Epstein David H, Schmittner John, Umbricht Annie, Schroeder Jennifer R, Moolchan Eric T, Preston Kenzie L
Treatment Section, Clinical Pharmacology & Therapeutics Branch, Intramural Research Branch of the National Institute on Drug Abuse, 251 Bayview Blvd., Suite 200, Baltimore, MD 21224, USA.
Drug Alcohol Depend. 2009 Apr 1;101(1-2):92-100. doi: 10.1016/j.drugalcdep.2008.11.006. Epub 2008 Dec 19.
To test whether a combination of contingency management and methadone dose increase would promote abstinence from heroin and cocaine, we conducted a randomized controlled trial using a 2 x 3 (dosexcontingency) factorial design in which dose assignment was double-blind. Participants were 252 heroin- and cocaine-abusing outpatients on methadone maintenance. They were randomly assigned to methadone dose (70 or 100mg/day, double-blind) and voucher condition (noncontingent, contingent on cocaine-negative urines, or "split"). The "split" contingency was a novel contingency that reinforced abstinence from either drug while doubly reinforcing simultaneous abstinence from both: the total value of incentives was "split" between drugs to contain costs. The main outcome measures were percentages of urine specimens negative for heroin, cocaine, and both simultaneously; these were monitored during a 5-week baseline of standard treatment (to determine study eligibility), a 12-week intervention, and a 10-week maintenance phase (to examine intervention effects in return-to-baseline conditions). DSM-IV criteria for ongoing drug dependence were assessed at study exit. Urine-screen results showed that the methadone dose increase reduced heroin use but not cocaine use. The split 100mg group was the only group to achieve a longer duration of simultaneous negatives than its same-dose noncontingent control group. The frequency of DSM-IV opiate and cocaine dependence diagnoses decreased in the active intervention groups. For a split contingency to promote simultaneous abstinence from cocaine and heroin, a relatively high dose of methadone appears necessary but not sufficient; an increase in overall incentive amount may also be required.

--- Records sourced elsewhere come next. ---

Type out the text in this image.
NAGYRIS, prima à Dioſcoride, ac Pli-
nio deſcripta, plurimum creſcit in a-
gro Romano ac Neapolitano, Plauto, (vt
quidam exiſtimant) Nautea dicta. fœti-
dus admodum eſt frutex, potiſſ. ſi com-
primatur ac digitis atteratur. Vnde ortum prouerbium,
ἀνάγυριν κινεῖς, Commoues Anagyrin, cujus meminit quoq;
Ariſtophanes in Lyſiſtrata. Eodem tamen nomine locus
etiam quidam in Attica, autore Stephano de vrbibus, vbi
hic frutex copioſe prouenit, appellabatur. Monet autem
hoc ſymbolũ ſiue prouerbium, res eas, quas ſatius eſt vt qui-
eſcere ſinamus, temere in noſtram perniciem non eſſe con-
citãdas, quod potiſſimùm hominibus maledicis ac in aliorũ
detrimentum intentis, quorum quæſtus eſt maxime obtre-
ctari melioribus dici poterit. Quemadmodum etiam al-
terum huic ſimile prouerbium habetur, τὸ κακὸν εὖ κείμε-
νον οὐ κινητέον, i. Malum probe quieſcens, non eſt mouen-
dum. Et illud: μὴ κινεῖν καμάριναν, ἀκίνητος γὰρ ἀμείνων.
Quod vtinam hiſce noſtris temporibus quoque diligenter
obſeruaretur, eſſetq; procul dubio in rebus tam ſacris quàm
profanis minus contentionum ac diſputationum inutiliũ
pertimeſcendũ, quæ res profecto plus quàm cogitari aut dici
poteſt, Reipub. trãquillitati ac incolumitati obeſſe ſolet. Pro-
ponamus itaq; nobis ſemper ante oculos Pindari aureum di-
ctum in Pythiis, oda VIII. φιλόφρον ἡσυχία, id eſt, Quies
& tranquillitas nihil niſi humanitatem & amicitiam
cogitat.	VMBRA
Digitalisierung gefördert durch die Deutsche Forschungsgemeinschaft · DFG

为了测试应急管理与美沙酮剂量增加相结合是否会促进海洛因和可卡因戒断,我们采用2×3(剂量×应急)析因设计进行了一项随机对照试验,其中剂量分配采用双盲法。研究对象为252名接受美沙酮维持治疗的海洛因和可卡因滥用门诊患者。他们被随机分配到美沙酮剂量组(70或100毫克/天,双盲)和代金券条件组(非应急、可卡因尿液阴性时应急或“拆分”)。“拆分”应急是一种新颖的应急方式,它强化对任何一种药物的戒断,同时加倍强化对两种药物的同时戒断:激励措施的总价值在两种药物之间“拆分”以控制成本。主要结局指标是海洛因、可卡因以及两者同时呈阴性的尿液样本百分比;在标准治疗的5周基线期(以确定研究资格)、12周干预期和10周维持期(以检查在恢复到基线条件下的干预效果)对这些指标进行监测。在研究结束时评估持续性药物依赖的DSM-IV标准。尿液筛查结果显示,美沙酮剂量增加减少了海洛因使用,但未减少可卡因使用。100毫克“拆分”组是唯一比同剂量非应急对照组实现更长同时阴性持续时间的组。在积极干预组中,DSM-IV阿片类和可卡因依赖诊断的频率降低。对于“拆分”应急措施要促进可卡因和海洛因的同时戒断,相对高剂量的美沙酮似乎是必要的,但并不充分;可能还需要增加总体激励金额。